Baca Juga: Harapan dari Tiga Hutan Tropis Dunia: Masyarakat Adat dan Komunitas Lokal Bersatu di Brazzaville
Ruang ini menjadi simbol nyata dari semangat ekonomi restoratif. Sebuah model pembangunan yang mengakar pada masyarakat adat dan mendukung hak mereka atas ruang hidup serta penguatan ekonomi dari bawah.
Suardi Tamal, Kepala Dinas Koperasi UKM Perindustrian dan Perdagangan Papua Barat Daya, menyebut kolaborasi antara pemerintah, NGO, dan masyarakat adat seperti ini harus terus dijaga.
“Ini adalah bentuk kolaborasi yang harus terus dijaga antara pemerintah, NGO dan masyarakat adat. Kolaborasi seperti ini yang juga membuat kami pemerintah akan terus berupaya memfasilitasi masyarakat adat untuk terus berkembang,” ujarnya.
Sementara Kelly Kambu, Kepala Dinas Lingkungan Hidup Kehutanan Provinsi Papua Barat Daya, menilai kehadiran Doberai Lounge sebagai harapan baru bagi Orang Asli Papua (OAP).
“OAP seringkali hilang harapan, dan dengan adanya galeri masyarakat adat ini seakan menjadi harapan baru untuk Merauke. Kalau menunggu pemerintah kan butuh waktu, jadi kami sangat mengapresiasi dan akan terus mendukung kolaborasi ini,” ungkap Kelly.
Harapan itu juga datang dari pelaku usaha kecil. Salah satunya Yuyun Yunita, pendiri Sinagi Papua, yang merasa impiannya menemukan jalan keluar lewat kehadiran Doberai.
“Saya sangat bahagia dan tidak bisa digambarkan dengan kata-kata. Karena sebenarnya masalah kami itu selalu di hilir. Dan ini adalah solusi yang kami harapkan. Kami sangat berterima kasih sekali untuk semuanya yang sudah mendukung,” kata Yuyun.
Di tengah geliat pariwisata Papua, Doberai Lounge & Gallery bukan hanya menampilkan kekayaan lokal.

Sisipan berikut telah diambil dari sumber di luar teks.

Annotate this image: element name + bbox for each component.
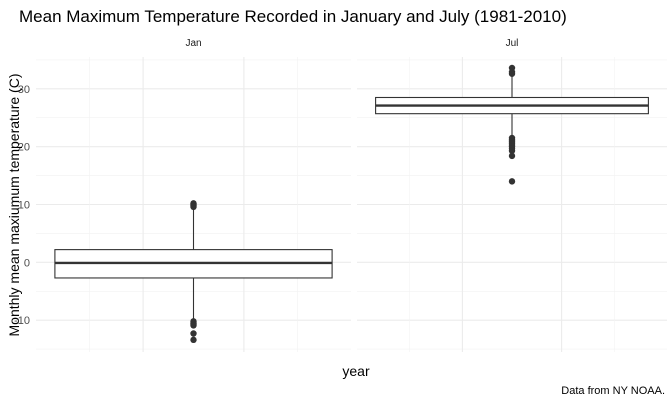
outlier-point: [508, 70, 516, 77]
outlier-point: [508, 147, 516, 154]
y-tick-label: 20: [18, 142, 30, 154]
outlier-point: [508, 152, 516, 160]
x-axis-label: year: [342, 363, 370, 379]
outlier-point: [190, 322, 197, 329]
outlier-point: [508, 178, 516, 185]
y-tick-label: 10: [18, 200, 30, 212]
y-tick-label: 30: [18, 84, 30, 96]
chart-caption: Data from NY NOAA.: [561, 385, 665, 397]
y-tick-label: 0: [24, 257, 30, 269]
facet-panel-jul: Jul: [357, 38, 667, 352]
outlier-point: [190, 330, 197, 337]
y-axis-label: Monthly mean maxiumum temperature (C): [6, 74, 22, 337]
facet-label: Jul: [506, 38, 519, 49]
facet-label: Jan: [185, 38, 201, 49]
outlier-point: [190, 336, 197, 344]
outlier-point: [190, 203, 197, 211]
chart-title: Mean Maximum Temperature Recorded in Jan…: [19, 7, 567, 26]
facet-panel-jan: Jan: [36, 38, 351, 352]
y-tick-label: -10: [14, 315, 30, 327]
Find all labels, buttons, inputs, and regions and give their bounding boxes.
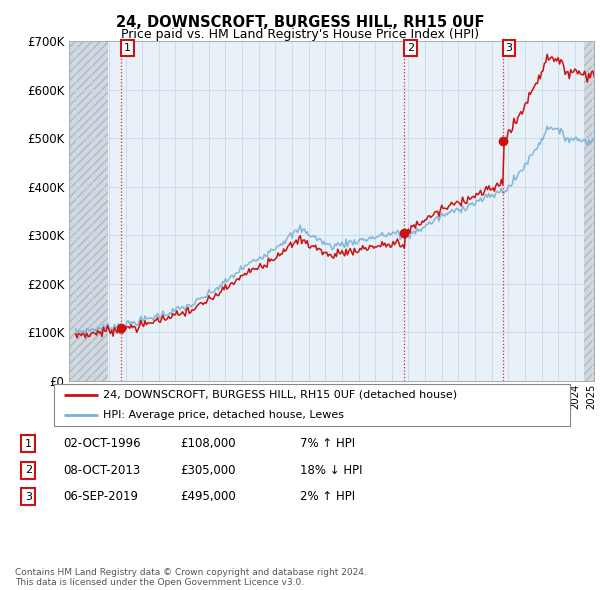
Text: 3: 3	[505, 43, 512, 53]
Text: Contains HM Land Registry data © Crown copyright and database right 2024.
This d: Contains HM Land Registry data © Crown c…	[15, 568, 367, 587]
Text: Price paid vs. HM Land Registry's House Price Index (HPI): Price paid vs. HM Land Registry's House …	[121, 28, 479, 41]
Text: 3: 3	[25, 492, 32, 502]
Text: 2: 2	[25, 466, 32, 475]
Text: 24, DOWNSCROFT, BURGESS HILL, RH15 0UF (detached house): 24, DOWNSCROFT, BURGESS HILL, RH15 0UF (…	[103, 390, 457, 400]
Text: £305,000: £305,000	[180, 464, 235, 477]
Bar	[584, 41, 594, 381]
Bar	[69, 41, 108, 381]
Text: 06-SEP-2019: 06-SEP-2019	[63, 490, 138, 503]
Text: 08-OCT-2013: 08-OCT-2013	[63, 464, 140, 477]
Text: £108,000: £108,000	[180, 437, 236, 450]
Text: 1: 1	[124, 43, 131, 53]
Text: 1: 1	[25, 439, 32, 448]
Text: 7% ↑ HPI: 7% ↑ HPI	[300, 437, 355, 450]
Text: 2: 2	[407, 43, 414, 53]
Text: 2% ↑ HPI: 2% ↑ HPI	[300, 490, 355, 503]
Text: 18% ↓ HPI: 18% ↓ HPI	[300, 464, 362, 477]
Text: £495,000: £495,000	[180, 490, 236, 503]
FancyBboxPatch shape	[54, 384, 570, 426]
Text: 24, DOWNSCROFT, BURGESS HILL, RH15 0UF: 24, DOWNSCROFT, BURGESS HILL, RH15 0UF	[116, 15, 484, 30]
Text: HPI: Average price, detached house, Lewes: HPI: Average price, detached house, Lewe…	[103, 409, 344, 419]
Text: 02-OCT-1996: 02-OCT-1996	[63, 437, 140, 450]
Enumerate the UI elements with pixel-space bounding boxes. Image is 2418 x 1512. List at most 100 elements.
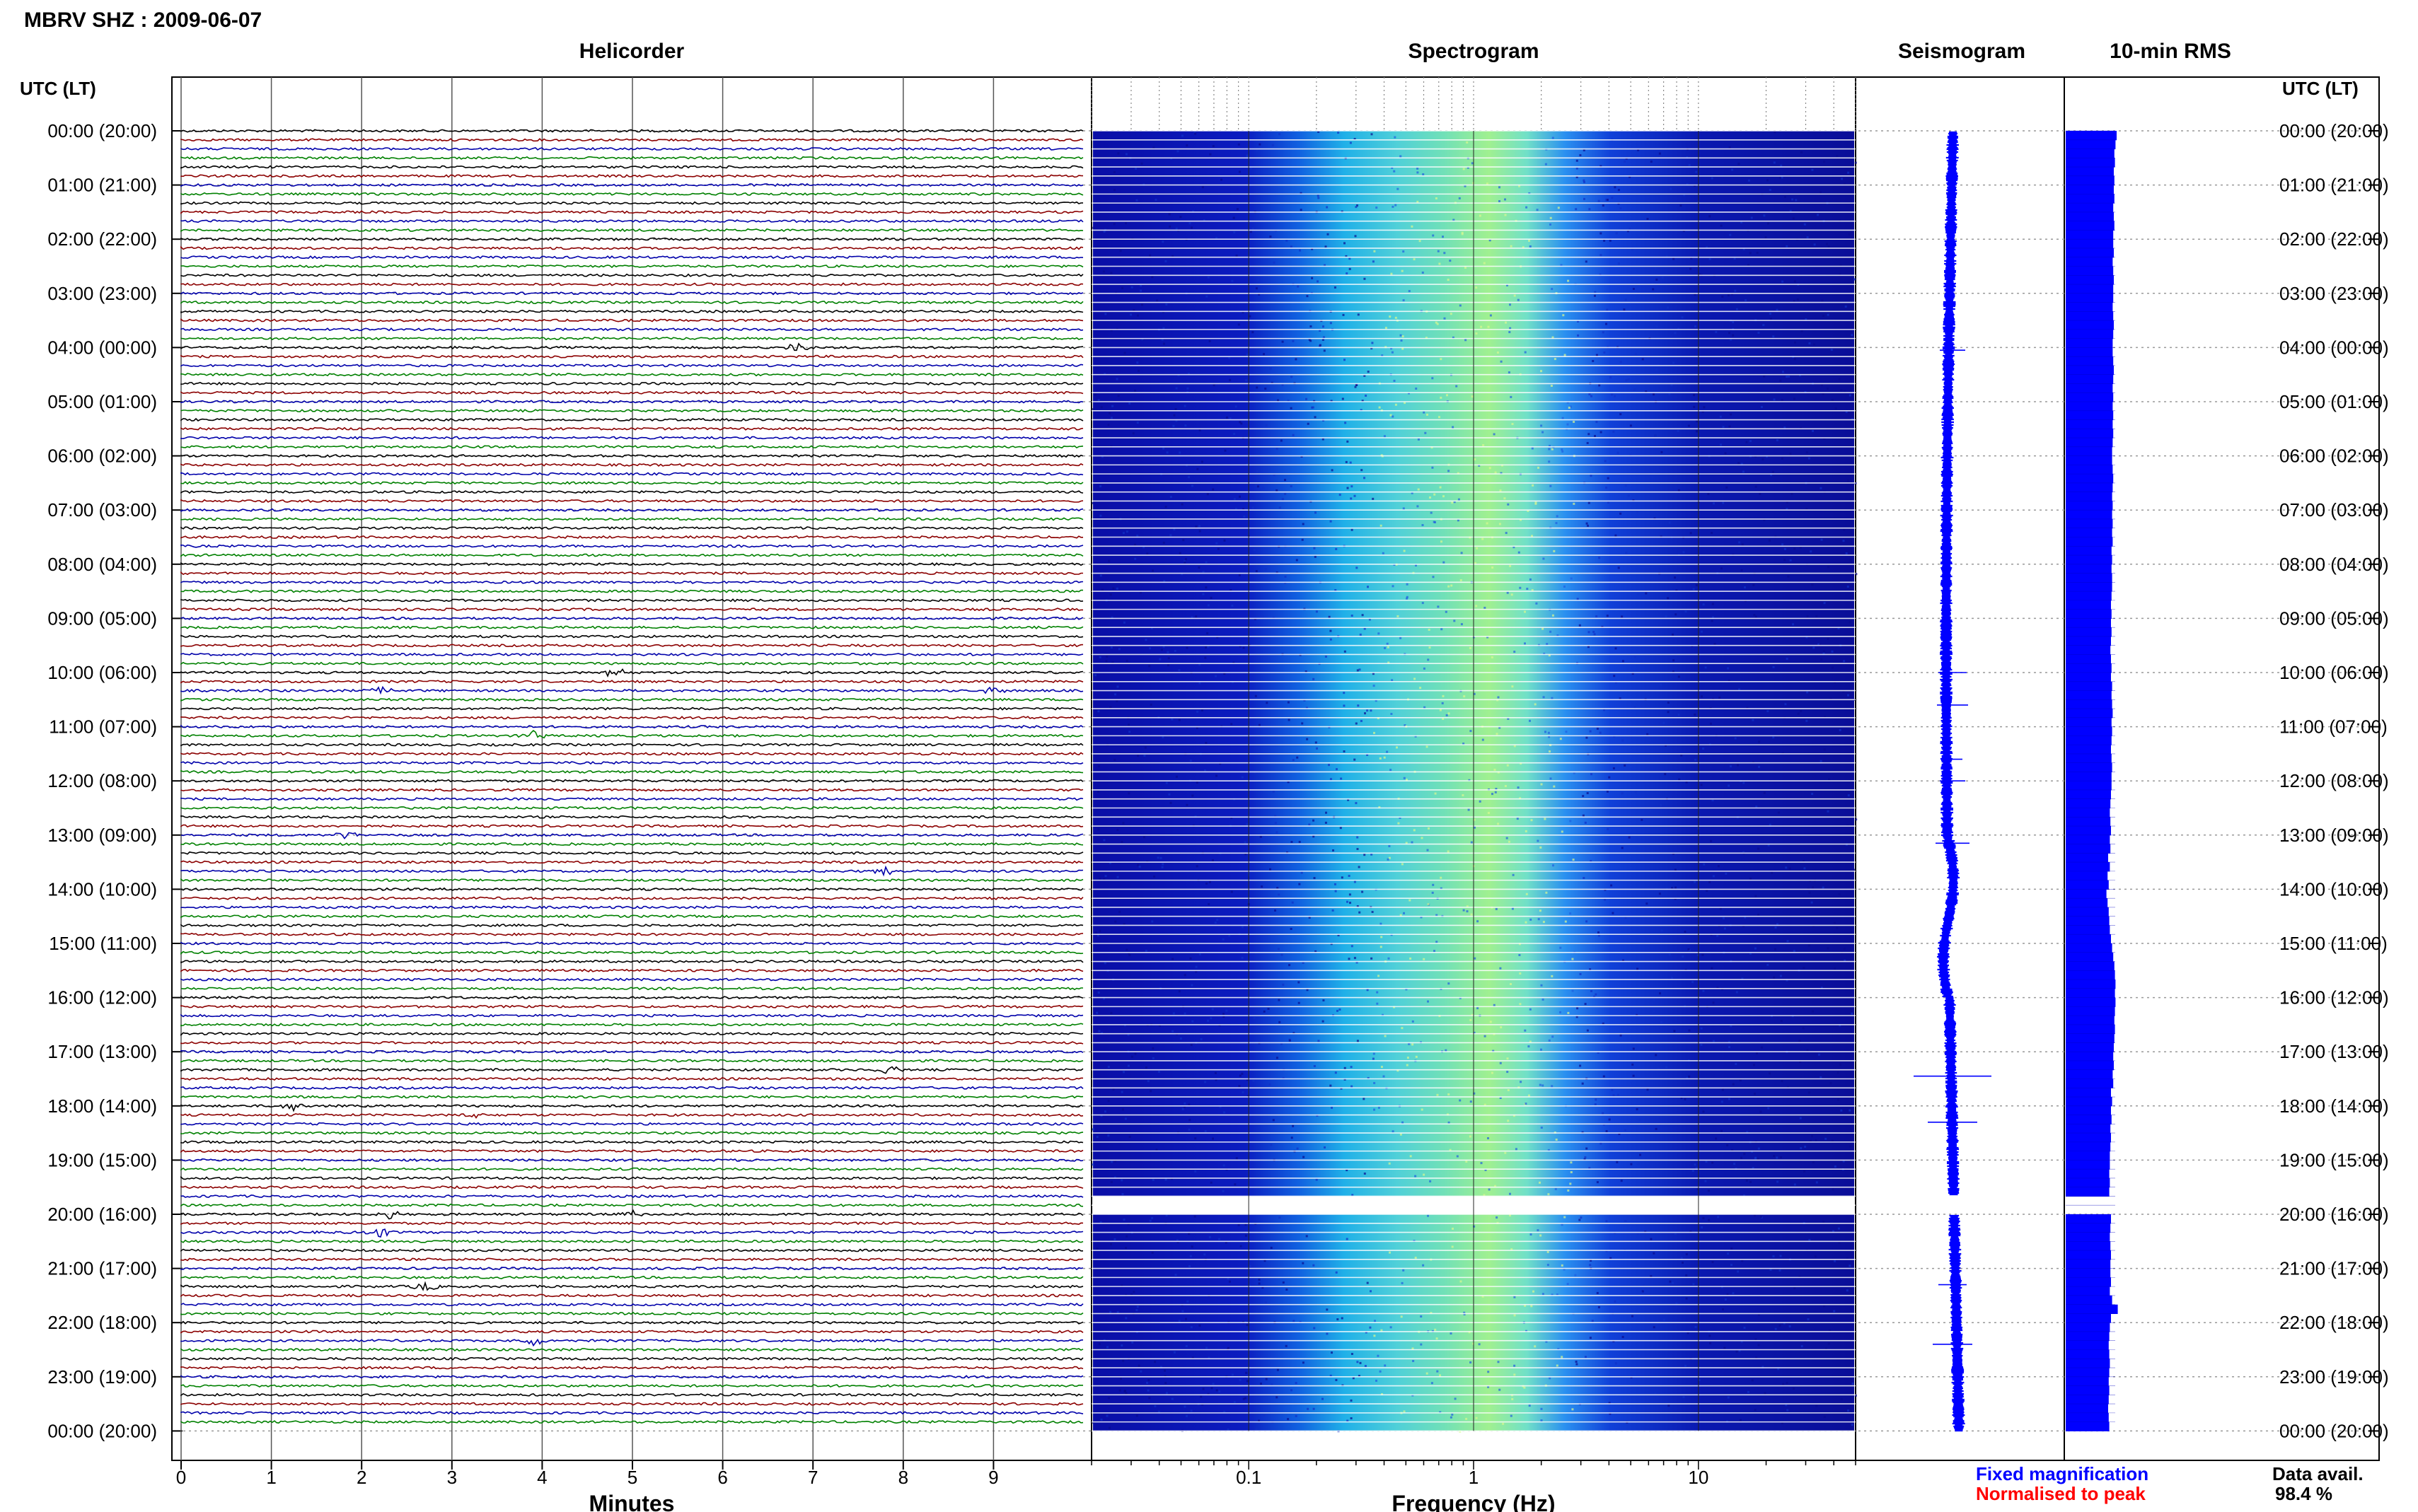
spectrogram-speckle: [1297, 1001, 1300, 1004]
spectrogram-speckle: [1679, 204, 1682, 207]
spectrogram-speckle: [1589, 1337, 1592, 1339]
spectrogram-speckle: [1377, 632, 1380, 635]
spectrogram-speckle: [1188, 222, 1191, 225]
spectrogram-speckle: [1184, 561, 1186, 564]
spectrogram-speckle: [1179, 451, 1181, 454]
spectrogram-speckle: [1662, 1318, 1665, 1321]
spectrogram-speckle: [1230, 589, 1232, 591]
spectrogram-speckle: [1264, 1301, 1267, 1304]
spectrogram-speckle: [1493, 1004, 1496, 1006]
time-label-left: 20:00 (16:00): [47, 1204, 157, 1225]
spectrogram-speckle: [1275, 489, 1278, 492]
spectrogram-speckle: [1148, 1397, 1151, 1400]
spectrogram-speckle: [1210, 1387, 1213, 1390]
spectrogram-speckle: [1314, 555, 1317, 558]
rms-bar: [2066, 916, 2110, 926]
rms-bar: [2066, 934, 2111, 944]
spectrogram-speckle: [1468, 1331, 1471, 1334]
spectrogram-speckle: [1727, 1396, 1730, 1399]
spectrogram-speckle: [1273, 474, 1275, 477]
spectrogram-speckle: [1353, 494, 1356, 497]
helicorder-trace: [180, 373, 1084, 377]
spectrogram-speckle: [1155, 198, 1157, 201]
spectrogram-speckle: [1343, 242, 1346, 245]
spectrogram-speckle: [1776, 923, 1778, 926]
spectrogram-speckle: [1625, 552, 1628, 554]
spectrogram-speckle: [1241, 926, 1244, 929]
spectrogram-speckle: [1603, 239, 1606, 242]
spectrogram-speckle: [1738, 541, 1741, 544]
spectrogram-speckle: [1408, 899, 1411, 902]
spectrogram-speckle: [1396, 615, 1399, 617]
spectrogram-speckle: [1119, 250, 1122, 252]
spectrogram-speckle: [1316, 747, 1318, 750]
spectrogram-speckle: [1232, 661, 1235, 664]
spectrogram-speckle: [1186, 144, 1188, 147]
helicorder-trace: [180, 842, 1084, 847]
spectrogram-speckle: [1686, 183, 1689, 186]
spectrogram-speckle: [1827, 313, 1829, 316]
helicorder-trace: [180, 668, 1084, 678]
time-label-left: 01:00 (21:00): [47, 175, 157, 196]
spectrogram-speckle: [1655, 325, 1658, 328]
spectrogram-speckle: [1534, 1345, 1537, 1348]
spectrogram-speckle: [1230, 723, 1233, 726]
rms-bar: [2066, 645, 2111, 655]
spectrogram-speckle: [1713, 502, 1715, 505]
helicorder-trace: [180, 878, 1084, 883]
spectrogram-speckle: [1155, 1148, 1158, 1151]
spectrogram-speckle: [1844, 959, 1846, 962]
spectrogram-speckle: [1504, 785, 1507, 787]
time-label-left: 09:00 (05:00): [47, 607, 157, 629]
spectrogram-speckle: [1174, 1274, 1177, 1277]
spectrogram-panel: [1092, 130, 1858, 1433]
spectrogram-speckle: [1249, 1264, 1251, 1267]
spectrogram-speckle: [1520, 1081, 1522, 1083]
spectrogram-speckle: [1590, 395, 1592, 397]
rms-bar: [2066, 582, 2112, 592]
spectrogram-speckle: [1829, 1330, 1831, 1332]
spectrogram-speckle: [1688, 1029, 1691, 1032]
spectrogram-speckle: [1144, 746, 1147, 749]
spectrogram-speckle: [1567, 279, 1570, 282]
spectrogram-speckle: [1767, 844, 1770, 847]
spectrogram-speckle: [1246, 823, 1249, 826]
seismogram-panel: [1914, 131, 1991, 1432]
spectrogram-speckle: [1840, 1398, 1843, 1401]
spectrogram-speckle: [1447, 1093, 1450, 1095]
spectrogram-speckle: [1113, 1176, 1116, 1179]
spectrogram-speckle: [1132, 432, 1135, 435]
spectrogram-speckle: [1205, 646, 1207, 649]
helicorder-trace: [180, 201, 1084, 205]
spectrogram-speckle: [1511, 685, 1514, 688]
spectrogram-speckle: [1143, 546, 1145, 549]
spectrogram-speckle: [1131, 1341, 1134, 1344]
spectrogram-speckle: [1128, 1136, 1131, 1138]
rms-bar: [2066, 709, 2113, 719]
spectrogram-speckle: [1535, 602, 1538, 605]
spectrogram-speckle: [1541, 1293, 1544, 1296]
spectrogram-speckle: [1773, 976, 1776, 979]
spectrogram-speckle: [1207, 1392, 1210, 1395]
spectrogram-speckle: [1302, 523, 1305, 525]
time-label-left: 16:00 (12:00): [47, 987, 157, 1008]
spectrogram-speckle: [1416, 200, 1419, 203]
helicorder-trace: [180, 156, 1084, 160]
spectrogram-speckle: [1325, 811, 1327, 814]
spectrogram-speckle: [1098, 1343, 1101, 1345]
time-label-left: 11:00 (07:00): [49, 716, 157, 738]
spectrogram-speckle: [1263, 353, 1265, 356]
spectrogram-speckle: [1647, 498, 1649, 500]
spectrogram-speckle: [1330, 400, 1333, 402]
spectrogram-speckle: [1776, 308, 1778, 311]
helicorder-trace: [180, 1095, 1084, 1099]
spectrogram-speckle: [1483, 1194, 1486, 1197]
spectrogram-speckle: [1519, 797, 1522, 800]
spectrogram-speckle: [1500, 360, 1503, 363]
helicorder-trace: [180, 409, 1084, 413]
spectrogram-speckle: [1646, 176, 1649, 179]
spectrogram-speckle: [1754, 1093, 1757, 1095]
spectrogram-speckle: [1556, 515, 1558, 518]
spectrogram-speckle: [1389, 414, 1392, 417]
spectrogram-speckle: [1473, 1031, 1476, 1034]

Ia hadir sebagai ruang penghargaan terhadap masyarakat adat sebagai penjaga hutan, laut, budaya, dan masa depan.
Dengan semangat "Your Papuan Experience Starts Here", pengalaman tentang Papua kini dimulai dari langkah pertama di bandara, langsung dari tangan dan cerita mereka yang merawatnya selama ini.